La “fluidità sessuale” entra nel riconoscimento dello status di rifugiato
La Cassazione, ordinanza n. 9290 depositata ieri, ha accolto il ricorso di un cittadino iraniano che lamentava il rischio di incorrere in gravissime pene: dalla fustigazione alla morte
La Cassazione apre alla possibilità di riconoscere lo status di rifugiato anche a chi, provenendo da un paese dove l’omosessualità è un reato, si dichiari “fluido” nella scelta dei rapporti sessuali. La Prima sezione civile, ordinanza n. 9290/2024, ha così accolto il ricorso di un cittadino iraniano a cui era stato negato il riconoscimento di ogni forma di protezione.
Nel ricorso, il migrante ha censurato la valutazione di non credibilità formulata dal Tribunale in merito alla dichiarazione di avere abbandonato il suo Paese, “dopo avere acquisito consapevolezza della propria omosessualità, a causa del forte dissidio sorto con il padre, il quale, fermo osservante delle prescrizioni religiose, aveva subito avversato tale suo orientamento di genere e lo aveva denunciato per tale motivo alle autorità iraniane”. “Ciò - spiegava - lo aveva indotto a fuggire a causa della legislazione vigente in Iran che prevede pene che vanno dalla fustigazione alla pena di morte”.
La Corte ricorda che le dichiarazioni del richiedente asilo sul proprio orientamento sessuale “devono essere sottoposte al vaglio di verosimiglianza dal giudice secondo i criteri procedimentali di cui all’art. 3 del d.lgs. n. 251 del 2007, tenendo altresì conto “della situazione individuale e delle circostanze personali del richiedente”, non potendo darsi rilievo a mere discordanze o contraddizioni su aspetti secondari o isolati e devono essere comparate con COI aggiornate e pertinenti, in quanto possono essere da sole sufficienti a dimostrare l’appartenenza ad un gruppo sociale a rischio persecutorio (Cass. n. 20385/2020)”. Inoltre, il giudice di merito è tenuto a valutare la credibilità delle dichiarazioni in modo complessivo ed unitario sulla scorta di tutti gli elementi probatori acquisiti (Cass. n. 6107/2022).
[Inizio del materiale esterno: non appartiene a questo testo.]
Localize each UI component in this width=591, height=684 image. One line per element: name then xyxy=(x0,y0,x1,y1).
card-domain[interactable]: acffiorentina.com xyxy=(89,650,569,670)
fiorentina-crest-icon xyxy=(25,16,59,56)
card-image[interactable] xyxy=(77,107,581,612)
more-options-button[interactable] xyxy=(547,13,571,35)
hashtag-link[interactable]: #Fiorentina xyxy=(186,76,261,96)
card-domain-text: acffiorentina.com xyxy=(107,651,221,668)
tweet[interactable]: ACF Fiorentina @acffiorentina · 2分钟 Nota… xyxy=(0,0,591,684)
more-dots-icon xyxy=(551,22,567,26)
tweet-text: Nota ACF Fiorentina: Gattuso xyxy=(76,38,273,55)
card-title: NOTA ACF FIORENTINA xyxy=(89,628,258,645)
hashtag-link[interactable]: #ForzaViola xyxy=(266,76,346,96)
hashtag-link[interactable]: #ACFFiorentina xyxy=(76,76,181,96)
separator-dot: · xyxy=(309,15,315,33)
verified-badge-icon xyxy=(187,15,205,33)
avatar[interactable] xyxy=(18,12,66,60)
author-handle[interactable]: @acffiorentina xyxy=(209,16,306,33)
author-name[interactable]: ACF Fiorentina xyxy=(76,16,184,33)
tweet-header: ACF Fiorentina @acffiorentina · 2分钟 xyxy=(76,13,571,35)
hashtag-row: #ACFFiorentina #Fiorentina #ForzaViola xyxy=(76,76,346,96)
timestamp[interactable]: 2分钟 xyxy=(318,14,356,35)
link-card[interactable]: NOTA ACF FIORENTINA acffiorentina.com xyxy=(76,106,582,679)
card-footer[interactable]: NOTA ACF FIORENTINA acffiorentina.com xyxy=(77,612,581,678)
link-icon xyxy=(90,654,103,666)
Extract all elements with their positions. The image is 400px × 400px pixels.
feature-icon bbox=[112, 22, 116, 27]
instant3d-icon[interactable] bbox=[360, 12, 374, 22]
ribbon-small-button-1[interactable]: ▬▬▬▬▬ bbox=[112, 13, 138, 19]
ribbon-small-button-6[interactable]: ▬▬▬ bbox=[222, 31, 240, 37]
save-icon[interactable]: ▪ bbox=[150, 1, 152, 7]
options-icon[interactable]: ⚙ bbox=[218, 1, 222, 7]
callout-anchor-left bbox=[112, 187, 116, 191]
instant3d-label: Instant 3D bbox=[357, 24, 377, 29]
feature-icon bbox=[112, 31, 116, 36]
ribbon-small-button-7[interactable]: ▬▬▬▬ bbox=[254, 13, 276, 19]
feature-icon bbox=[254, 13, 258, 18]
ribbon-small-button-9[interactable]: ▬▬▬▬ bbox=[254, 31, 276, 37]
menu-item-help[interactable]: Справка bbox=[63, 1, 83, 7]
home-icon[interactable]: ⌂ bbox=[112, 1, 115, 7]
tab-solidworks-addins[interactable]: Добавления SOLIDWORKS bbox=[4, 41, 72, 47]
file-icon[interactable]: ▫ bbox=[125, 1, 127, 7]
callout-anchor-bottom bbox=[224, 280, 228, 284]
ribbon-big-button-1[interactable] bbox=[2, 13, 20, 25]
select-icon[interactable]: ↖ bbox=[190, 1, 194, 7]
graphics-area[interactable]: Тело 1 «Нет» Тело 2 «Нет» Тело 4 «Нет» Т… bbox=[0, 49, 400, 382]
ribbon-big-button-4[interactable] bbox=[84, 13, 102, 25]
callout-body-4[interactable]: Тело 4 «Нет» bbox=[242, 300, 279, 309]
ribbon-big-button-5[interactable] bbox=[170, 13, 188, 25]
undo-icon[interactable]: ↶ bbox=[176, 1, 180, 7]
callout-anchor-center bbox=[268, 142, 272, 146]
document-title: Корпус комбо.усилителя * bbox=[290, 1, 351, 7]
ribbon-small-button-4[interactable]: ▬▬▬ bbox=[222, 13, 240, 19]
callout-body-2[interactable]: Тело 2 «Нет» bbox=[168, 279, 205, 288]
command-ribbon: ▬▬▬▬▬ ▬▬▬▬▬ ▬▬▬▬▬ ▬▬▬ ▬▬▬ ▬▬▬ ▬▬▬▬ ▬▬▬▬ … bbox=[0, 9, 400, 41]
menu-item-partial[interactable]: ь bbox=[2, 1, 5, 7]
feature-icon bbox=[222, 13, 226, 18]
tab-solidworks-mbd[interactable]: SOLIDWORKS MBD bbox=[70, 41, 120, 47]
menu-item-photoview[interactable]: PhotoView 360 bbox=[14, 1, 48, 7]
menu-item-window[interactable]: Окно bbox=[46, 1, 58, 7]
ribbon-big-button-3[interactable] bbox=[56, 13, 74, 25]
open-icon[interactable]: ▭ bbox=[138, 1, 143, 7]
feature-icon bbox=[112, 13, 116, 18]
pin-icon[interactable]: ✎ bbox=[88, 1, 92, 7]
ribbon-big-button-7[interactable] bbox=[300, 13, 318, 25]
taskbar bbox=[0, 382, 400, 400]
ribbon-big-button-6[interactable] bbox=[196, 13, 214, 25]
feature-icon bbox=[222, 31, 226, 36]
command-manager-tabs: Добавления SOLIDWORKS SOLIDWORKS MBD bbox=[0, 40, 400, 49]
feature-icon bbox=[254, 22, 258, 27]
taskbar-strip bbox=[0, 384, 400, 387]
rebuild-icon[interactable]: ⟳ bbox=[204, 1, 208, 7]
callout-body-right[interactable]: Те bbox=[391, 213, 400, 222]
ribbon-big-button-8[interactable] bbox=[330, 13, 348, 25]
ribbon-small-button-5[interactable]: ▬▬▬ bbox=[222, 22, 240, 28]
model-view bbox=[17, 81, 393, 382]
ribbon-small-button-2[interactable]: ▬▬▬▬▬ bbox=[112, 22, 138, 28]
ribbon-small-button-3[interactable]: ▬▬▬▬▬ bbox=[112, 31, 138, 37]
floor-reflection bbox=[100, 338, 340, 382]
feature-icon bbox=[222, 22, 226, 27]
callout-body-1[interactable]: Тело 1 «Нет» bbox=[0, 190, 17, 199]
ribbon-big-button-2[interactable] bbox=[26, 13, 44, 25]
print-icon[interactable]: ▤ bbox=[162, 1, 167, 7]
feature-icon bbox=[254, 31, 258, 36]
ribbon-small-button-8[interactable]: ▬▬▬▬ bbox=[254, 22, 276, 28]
Infine, la valutazione del rischio in caso di rimpatrio può sorgere anche in un momento successivo alla partenza, dando così luogo ad una esigenza di protezione “sur place”.
Ebbene, prosegue la Corte, nel caso in esame, il Tribunale “ha respinto la domanda di protezione in tutti i suoi aspetti, in maniera formalistica e critica ravvisando la non credibilità dello stesso sulla scorta di elementi quale la “fluidità” nei rapporti sessuali dallo stesso rappresentata”. Oltre ad un atteggiamento valutato come “superficiale nell’esposizione delle discriminazioni subite in patria e nei rapporti con la fede mussulmana”.
Una valutazione censurata dalla Cassazione perché non si è tenuto conto del “contesto narrativo e personale esposto dal ricorrente, che aveva riferito di appartenere ad una famiglia influente ed economicamente agiata, che lo aveva aiutato ad espatriare e continuava ad aiutarlo, circostanza incompatibile on una migrazione per motivi economici”. Né, prosegue, è stato indagato, il sostrato socio-politico-culturale in cui la vicenda si collocava, connotato da atteggiamenti di integralismo religioso rispetto ai quali la presenza in patria del richiedente poteva propagare i suoi negativi effetti su tutto il nucleo familiare.
Il decreto impugnato è stato così cassato e rinviato al Tribunale di Milano, in diversa composizione, per un riesame.